Tra i 4mila e i 6mila euro incassati dai politici, ogni euro di contributo vale 7 di pensione. Questo è il Parlamento italiano, ‘repubblica indipendente’ con un rendiconto indistruttibile e con un sistema pensionistico che, se appartenesse a uno Stato, sarebbe già esploso.
Dall’altro lato invece troviamo i contribuenti normali, che combattono con le aliquote Inps della gestione separata e che si trovano a versare contributi per una pensione che, probabilmente, mai arriverà.

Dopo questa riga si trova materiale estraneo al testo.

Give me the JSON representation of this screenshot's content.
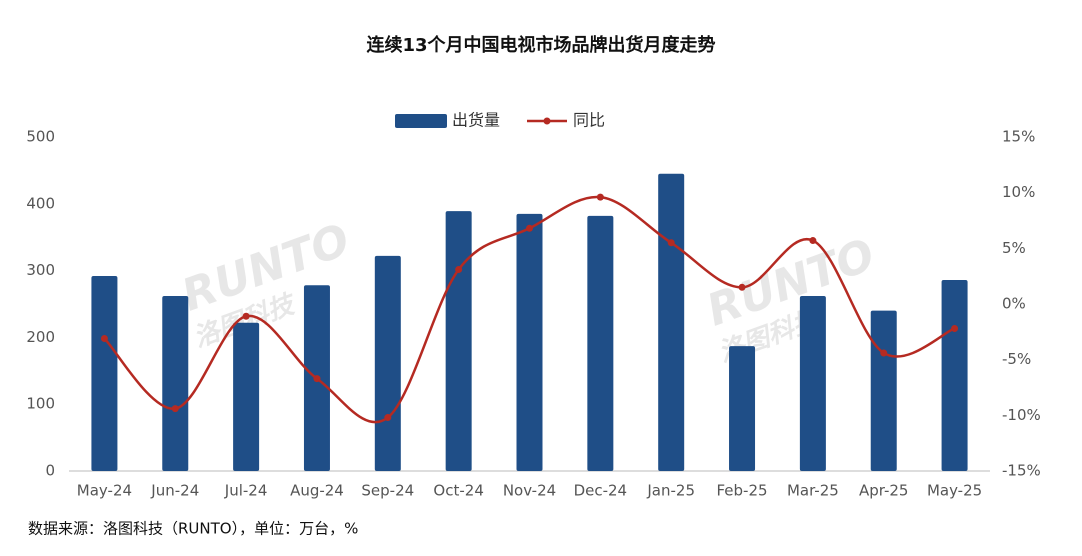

D’altronde, come quello di altri organi costituzionali. Sebbene la riforma pensionistica che ha visto protagonisti anche i deputati, i conti provenienti dalla Camera ci riferiscono che nel 2015 i contributi versati dai politici per i loro vitalizi hanno raggiunto i sette milioni di euro.
Sempre nel 2015 la Camera dei deputati ha erogato 140 milioni di euro per il trattamento pensionistico dei deputati che hanno terminato l’incarico. Il resoconto sarebbe di uno a venti, come se il rosso dell’Inps fosse di 220 miliardi di euro. Una somma sufficientemente elevata da mandare in bancarotta tutto il Paese.
Per poter fare un confronto più preciso con i lavoratori dipendenti, è necessario tenere in considerazione la somma di contributi che, nel mondo, pagano i datori di lavoro, che sono il doppio o anche più.
Le Camere non conteggiano questi contributi in quanto il Parlamento non ricorre all’Inps né ad altri istituti di previdenza per versare le pensioni. Tutto avviene in maniera automatica, non avrebbe senso calcolare un’entrata e un’uscita della stessa somma. Dunque, la quota teorica dei deputati si eleva a 21 milioni di euro.
Cifre del genere a Palazzo Madama, luogo in cui la contribuzione porta a un calcolo di quasi 5 milioni di euro all’anno contro gli 82 milioni di imposte per il trattamento degli ex senatori. Sempre secondo il metodo politically correct, il sistema pensionistico della Camera alta prevede un resoconto tra le prestazioni e i versamenti di uno a 5,4.
Effettivamente da un po’ di anni la previdenza onorevole è diventata più generosa. Nel 2012 è stato imposto un nuovo sistema, denominato contributivo, che viene applicato completamente sugli incaricati eletti dal primo gennaio 2012 e pro rata anche per i precedenti deputati.
La novità fondamentale è che i deputati si sono conquistati il diritto alla pensione al compimento dei 65 anni e soltanto se hanno raggiunto i 5 anni di incarico e a calare fino a 60 per tutti gli altri anni di mandato.
Questa è un delle tante regole che è stata messa in secondo piano dai politici per chiarire il motivo per cui la maggior parte dei neo eletti sia difensore della scadenza naturale della legislatura. Una volta questa promozione non esisteva, le elezioni erano regolari e c’erano anche più baby onorevoli pensionati.
Le normative delle pensioni della Camera dei deputati prevedono una quota dell’8,8% lordo. Quasi niente. Nelle istituzioni, per contro, c’è il divieto di cumulo, ovvero la rendita viene sospesa nel caso in cui il deputato accede a un altro organo elettivo.
Le pensioni dei deputati ammontano a ben cinquemila euro al mese. Inoltre, tutti coloro che hanno più anni di legislatura superano queste cifre, come il ministro Rutelli che arriva a ben 6.400 euro lordi mensili o Violante, a quasi seimila euro.
Molti altri sono i deputati che raggiungono elevate somme di vitalizio. Oltre ciò, i deputati pensionati appartengono a una categoria particolare e, nel calcolo della Camera, è presente anche una voce a copertura delle somme che dichiarano, quasi 900mila euro annui.